Mortgage discrimination is against the law. The federal Equal Credit Opportunity Act (ECOA) makes it illegal for a creditor to discriminate against an applicant on the basis of race, color, religion, national origin, sex, marital status, age, or whether an individual receives public assistance. Notably, if an adverse action is taken against an applicant, even if the applicant is not a member of a protected class listed above, the applicant is entitled to a statement of reasons for the adverse action. In this context, an “adverse action” includes the following: (1) denial or revocation of credit, (2) a change in the terms of an existing credit arrangement, or (3) a refusal to grant credit in substantially the same amount or terms requested. Importantly, a creditor is not required to provide notice of the “adverse action” if the applicant is delinquent or otherwise in default.
A recent decision by the Court of Appeals for the 9th Circuit ruled that a lender who forgot they modified a loan and began foreclosure might be in violation of the Equal Credit Opportunity Act. More specifically, in Schlegel v. Wells Fargo Bank NA, the borrowers took out a $157,000 loan in 2009. The loan, secured by their home, was assigned to Wells Fargo.
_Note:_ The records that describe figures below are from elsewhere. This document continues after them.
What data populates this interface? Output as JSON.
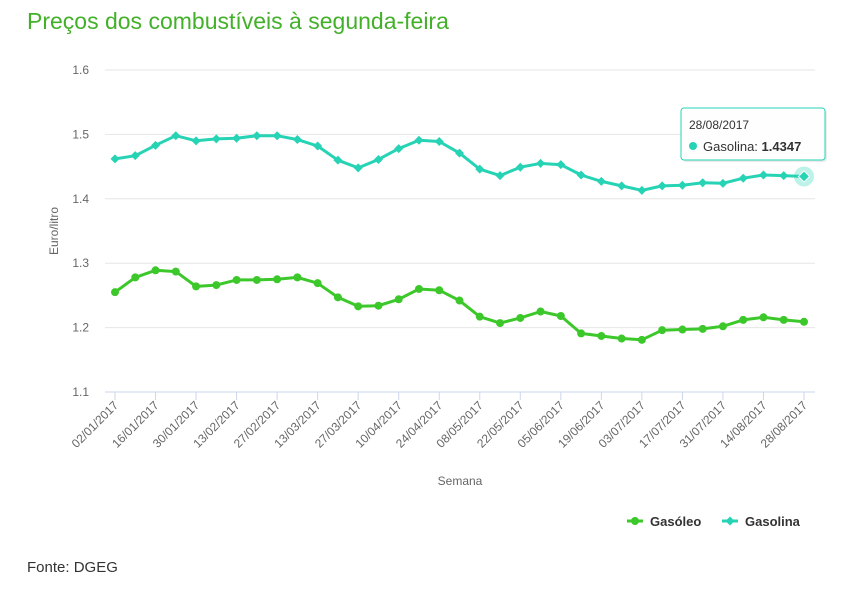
{
  "title": "Preços dos combustíveis à segunda-feira",
  "source": "Fonte: DGEG",
  "chart_data": {
    "type": "line",
    "title": "Preços dos combustíveis à segunda-feira",
    "xlabel": "Semana",
    "ylabel": "Euro/litro",
    "ylim": [
      1.1,
      1.6
    ],
    "yticks": [
      "1.1",
      "1.2",
      "1.3",
      "1.4",
      "1.5",
      "1.6"
    ],
    "grid": true,
    "legend_position": "bottom-right",
    "x": [
      "02/01/2017",
      "09/01/2017",
      "16/01/2017",
      "23/01/2017",
      "30/01/2017",
      "06/02/2017",
      "13/02/2017",
      "20/02/2017",
      "27/02/2017",
      "06/03/2017",
      "13/03/2017",
      "20/03/2017",
      "27/03/2017",
      "03/04/2017",
      "10/04/2017",
      "17/04/2017",
      "24/04/2017",
      "01/05/2017",
      "08/05/2017",
      "15/05/2017",
      "22/05/2017",
      "29/05/2017",
      "05/06/2017",
      "12/06/2017",
      "19/06/2017",
      "26/06/2017",
      "03/07/2017",
      "10/07/2017",
      "17/07/2017",
      "24/07/2017",
      "31/07/2017",
      "07/08/2017",
      "14/08/2017",
      "21/08/2017",
      "28/08/2017"
    ],
    "xtick_labels": [
      "02/01/2017",
      "16/01/2017",
      "30/01/2017",
      "13/02/2017",
      "27/02/2017",
      "13/03/2017",
      "27/03/2017",
      "10/04/2017",
      "24/04/2017",
      "08/05/2017",
      "22/05/2017",
      "05/06/2017",
      "19/06/2017",
      "03/07/2017",
      "17/07/2017",
      "31/07/2017",
      "14/08/2017",
      "28/08/2017"
    ],
    "series": [
      {
        "name": "Gasóleo",
        "color": "#3cc82a",
        "marker": "circle",
        "values": [
          1.255,
          1.278,
          1.289,
          1.287,
          1.264,
          1.266,
          1.274,
          1.274,
          1.275,
          1.278,
          1.269,
          1.247,
          1.233,
          1.234,
          1.244,
          1.26,
          1.258,
          1.242,
          1.217,
          1.207,
          1.215,
          1.225,
          1.218,
          1.191,
          1.187,
          1.183,
          1.181,
          1.196,
          1.197,
          1.198,
          1.202,
          1.212,
          1.216,
          1.212,
          1.209
        ]
      },
      {
        "name": "Gasolina",
        "color": "#26d3b4",
        "marker": "diamond",
        "values": [
          1.462,
          1.467,
          1.483,
          1.498,
          1.49,
          1.493,
          1.494,
          1.498,
          1.498,
          1.492,
          1.482,
          1.46,
          1.448,
          1.461,
          1.478,
          1.491,
          1.489,
          1.471,
          1.446,
          1.436,
          1.449,
          1.455,
          1.453,
          1.437,
          1.427,
          1.42,
          1.413,
          1.42,
          1.421,
          1.425,
          1.424,
          1.432,
          1.437,
          1.436,
          1.4347
        ]
      }
    ],
    "tooltip": {
      "date": "28/08/2017",
      "series": "Gasolina",
      "label": "Gasolina: ",
      "value": "1.4347"
    }
  }
}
The borrowers thereafter went into default and filed bankruptcy in 2010.
At that time, Wells Fargo offered to extend the term of the mortgage. The loan modification was then approved by the bankruptcy court and became effective July 1, 2010. Despite all of this, before the first payment was due, and only 10 days after the bankruptcy charge was entered, Wells Fargo sent a default notice threatening to accelerate the full balance of the loan. When the Schlegels received the notice, they contacted the bank, which told them to proceed with the loan modification.